Fine Gael & Labour excuse tearing up of election promises


As the first step to sorting out some sort of coalition deal Fine Gael & Labour in a co-ordinated move last night announced that they had discovered the financial situation was worse than expected.  This follows only days after the election and the subsequent vote by all but two of Labour's central council to enter into coalition talks with Fine Gael.  Clearly the scene is being set for not only Labour but also Fine Gael to abandon the promises they were elected for, only days after the supposed exercise in 'democracy' of Election 2011 and before a government has even been formed.  So much for Enda Kenny's proclamation of  "a democratic revolution at the ballot box", instead it's the usual Dail as parliament is meant to work, free from the interference of the masses. 

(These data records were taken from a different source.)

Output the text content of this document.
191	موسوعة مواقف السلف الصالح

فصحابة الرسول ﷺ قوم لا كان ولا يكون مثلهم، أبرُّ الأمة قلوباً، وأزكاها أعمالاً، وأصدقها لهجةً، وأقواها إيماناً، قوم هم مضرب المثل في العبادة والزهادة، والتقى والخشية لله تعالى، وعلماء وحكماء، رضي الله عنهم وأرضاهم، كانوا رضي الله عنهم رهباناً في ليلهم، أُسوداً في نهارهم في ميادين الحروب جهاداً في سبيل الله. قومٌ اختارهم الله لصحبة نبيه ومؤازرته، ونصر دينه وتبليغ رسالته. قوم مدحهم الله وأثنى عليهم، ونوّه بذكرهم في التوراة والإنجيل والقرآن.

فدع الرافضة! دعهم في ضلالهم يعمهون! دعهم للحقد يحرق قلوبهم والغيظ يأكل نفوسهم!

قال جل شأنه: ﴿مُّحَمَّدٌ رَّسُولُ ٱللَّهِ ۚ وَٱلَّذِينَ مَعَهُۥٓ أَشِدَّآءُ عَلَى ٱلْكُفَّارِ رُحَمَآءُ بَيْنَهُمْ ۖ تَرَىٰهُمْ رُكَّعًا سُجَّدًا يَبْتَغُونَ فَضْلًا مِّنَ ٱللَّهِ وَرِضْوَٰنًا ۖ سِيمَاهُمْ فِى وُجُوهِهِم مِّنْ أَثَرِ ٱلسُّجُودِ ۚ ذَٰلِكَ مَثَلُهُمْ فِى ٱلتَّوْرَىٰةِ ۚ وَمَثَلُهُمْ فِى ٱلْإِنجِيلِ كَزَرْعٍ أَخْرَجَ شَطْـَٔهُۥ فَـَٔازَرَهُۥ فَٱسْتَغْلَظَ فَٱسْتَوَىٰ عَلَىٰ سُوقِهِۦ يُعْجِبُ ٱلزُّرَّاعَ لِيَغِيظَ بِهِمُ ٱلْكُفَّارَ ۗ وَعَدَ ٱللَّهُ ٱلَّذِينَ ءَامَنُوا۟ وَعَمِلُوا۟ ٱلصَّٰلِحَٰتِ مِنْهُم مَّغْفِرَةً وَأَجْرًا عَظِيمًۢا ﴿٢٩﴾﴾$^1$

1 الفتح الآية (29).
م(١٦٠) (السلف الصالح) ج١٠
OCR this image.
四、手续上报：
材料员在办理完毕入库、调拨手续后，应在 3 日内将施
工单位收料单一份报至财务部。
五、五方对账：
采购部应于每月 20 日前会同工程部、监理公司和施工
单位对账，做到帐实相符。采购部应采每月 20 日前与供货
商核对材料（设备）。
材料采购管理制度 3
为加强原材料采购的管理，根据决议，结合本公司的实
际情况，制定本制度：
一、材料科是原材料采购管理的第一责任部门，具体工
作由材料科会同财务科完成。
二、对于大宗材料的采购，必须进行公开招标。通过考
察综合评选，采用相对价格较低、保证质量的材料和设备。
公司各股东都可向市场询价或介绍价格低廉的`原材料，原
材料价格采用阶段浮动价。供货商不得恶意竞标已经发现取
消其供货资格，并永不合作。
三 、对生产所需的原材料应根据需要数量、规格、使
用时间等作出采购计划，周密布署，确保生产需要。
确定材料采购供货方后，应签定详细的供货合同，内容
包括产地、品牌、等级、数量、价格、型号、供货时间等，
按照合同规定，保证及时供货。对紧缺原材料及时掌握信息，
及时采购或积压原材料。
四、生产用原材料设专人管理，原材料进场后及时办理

The announcements came from the two parties' Finance spokespeople, Joan Burton for Labour and Michael Noonan for Fine Gael just after 9pm last night.  These two parties control 116 of the 166 Dail seats between them and the announcements followed two days of secret briefings from The National Treasury Management Agency, the Central Bank governor and senior officials from the Department of Finance.  The Irish Times reported this announcement is the usual coded manner of the parties had said the briefings had "painted a very serious picture, and included information which neither party was aware until now."

During the election Labour & Fine Gael differed on how fast to attack the living standards of workers in Ireland to pay off the ECB debt arising from the speculation of the super rich in Ireland and their counterparts in Europe. The parties are required to follow the instructions of the ECB/IMF over the next four years, with new sets of instructions being issued every three months as the IMF monitor progress. Labour & Fine Gael also differed during the election in quite how many public sector workers should lose their jobs in order to pay for the failed gamble of these bankers and property speculators.  

This announcement is no doubt designed to help explain why the attacks have to be escalated beyond the level talked about during the election.  The major advantage to the richest 1% who run Irish society will be that with Labour in government, opposition to these attacks will be further undermined by the fact that so many union leaders and community organisers are tied to the Labour Party.  Presumably for this reason the UNITE union has called on Labour not to enter coalition, UNITE has been one of the more militant unions in arguing for the need for action rather than talk to halt the attacks on workers in Ireland.  Perhaps not surprizingly the same union leaders that headed up pushing inaction and waffle have argued that the unions shouldn't comment on coalition while quietly including rhetoric that supports coalition, if sometimes in a somewhat incomprehensible manner.  Jack O'Connor of SIPTU for instance commented that "I am sure that in the negotiations they will try to reach agreement on aspects of the manufactories that are broadly reconcilable."

All of which is a reminder that the election has changed very little except the names of the ministers implementing the cuts.  Labour in government may at least have the advantage that it will be much more obvious to many union members that the union leadership need to be organised against, in most cases, rather that waited on to set the lead.  There is no significant left in the Irish Labour Party but that small faction that does exist is now going to have to decide whether to remain as members of a party that will be implementing the most savage cuts at the behest of the ECB that have ever been seen in this country, or to move outside of that party in organising resistance.